Travel beyond the cliché | The Press

From my house, I have a breathtaking view of the sea and its waves crashing against the rock called the Galet. On this rock have been enthroned in dispersed order for a century and a half, small buildings formerly reserved for cod fishermen.

Posted at 1:00 p.m.

Benoit Leger

Benoit Leger
Natashquan

This view of a universe that is both real and ghostly, like a living painting that changes with time and light, I enjoy every day. I cast a furtive glance at it as I pass the window, but more often than not, it’s sitting on my terrace that I daydream, letting myself be impregnated by the beauty of the world.

A few random tourists who have reached the end of Route 138, 1400 kilometers long, occasionally come to interrupt my meditations to admire this heritage jewel.

But the word “admire” is a bit strong. Most of them barely have time to take a shot and presto!

We’re back on the road for the next item on the checklist. They would have had the same experience by uploading a photo (of much better quality) on the web and would have saved hundreds of liters of fossil fuel.

Here is in this daily anecdote, all that makes me despair of the human species.

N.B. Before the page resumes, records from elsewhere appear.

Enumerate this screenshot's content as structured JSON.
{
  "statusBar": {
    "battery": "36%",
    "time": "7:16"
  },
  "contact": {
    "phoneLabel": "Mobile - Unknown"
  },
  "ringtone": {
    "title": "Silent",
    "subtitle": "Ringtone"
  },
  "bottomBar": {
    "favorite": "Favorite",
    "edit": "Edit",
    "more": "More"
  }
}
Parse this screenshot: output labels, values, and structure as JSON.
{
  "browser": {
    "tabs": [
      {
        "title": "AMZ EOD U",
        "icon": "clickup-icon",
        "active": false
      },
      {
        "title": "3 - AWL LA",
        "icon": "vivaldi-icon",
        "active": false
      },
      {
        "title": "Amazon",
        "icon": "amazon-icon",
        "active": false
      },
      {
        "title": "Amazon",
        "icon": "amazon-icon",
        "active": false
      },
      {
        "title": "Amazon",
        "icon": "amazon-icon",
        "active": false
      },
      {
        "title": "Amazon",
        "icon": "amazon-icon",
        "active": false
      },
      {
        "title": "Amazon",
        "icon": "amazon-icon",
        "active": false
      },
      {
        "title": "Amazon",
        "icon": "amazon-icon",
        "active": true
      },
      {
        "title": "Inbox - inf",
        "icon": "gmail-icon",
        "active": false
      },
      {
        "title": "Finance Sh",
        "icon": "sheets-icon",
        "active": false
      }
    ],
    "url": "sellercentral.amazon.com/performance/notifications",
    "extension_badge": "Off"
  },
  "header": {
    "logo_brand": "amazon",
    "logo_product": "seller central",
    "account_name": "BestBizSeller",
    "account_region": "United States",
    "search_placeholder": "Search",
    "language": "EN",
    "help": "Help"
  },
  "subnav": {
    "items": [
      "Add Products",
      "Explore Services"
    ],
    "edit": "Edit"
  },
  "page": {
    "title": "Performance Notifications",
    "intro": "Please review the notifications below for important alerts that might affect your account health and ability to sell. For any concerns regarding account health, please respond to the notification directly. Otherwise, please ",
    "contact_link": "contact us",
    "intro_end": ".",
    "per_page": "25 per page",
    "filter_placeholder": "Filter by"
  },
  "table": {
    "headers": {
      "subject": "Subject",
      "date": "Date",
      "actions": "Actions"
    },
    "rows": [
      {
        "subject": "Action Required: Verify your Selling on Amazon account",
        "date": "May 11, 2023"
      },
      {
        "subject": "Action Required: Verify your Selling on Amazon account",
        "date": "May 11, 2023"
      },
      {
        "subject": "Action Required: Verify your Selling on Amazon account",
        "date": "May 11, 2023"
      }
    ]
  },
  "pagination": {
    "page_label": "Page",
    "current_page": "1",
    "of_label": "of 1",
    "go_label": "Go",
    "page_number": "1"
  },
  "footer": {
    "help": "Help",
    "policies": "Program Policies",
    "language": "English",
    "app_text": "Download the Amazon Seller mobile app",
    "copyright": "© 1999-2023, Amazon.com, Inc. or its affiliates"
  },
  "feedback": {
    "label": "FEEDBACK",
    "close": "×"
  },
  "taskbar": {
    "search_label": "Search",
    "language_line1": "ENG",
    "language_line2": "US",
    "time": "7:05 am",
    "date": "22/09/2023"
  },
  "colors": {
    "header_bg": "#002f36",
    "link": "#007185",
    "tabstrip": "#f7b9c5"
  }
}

This inability for so many people to project themselves outside themselves as only the human brain manages to do, not to flee reality, but to better grasp it.

On a larger scale, I risk witnessing this distressing phenomenon once again as NASA has just unveiled the first images taken by the James Webb telescope. Never before seen images of the Universe in which we live and which risk revealing to us one day, aspects of reality that we do not even suspect.

And yet, all of this will have gone unnoticed for most. The most curious will have taken a look at the images published in the morning paper or broadcast in the 45-second topo on television news. Then they will be back to doing what beings do who grope their way through life, ticking off a list that, like a black hole, will eventually swallow them whole.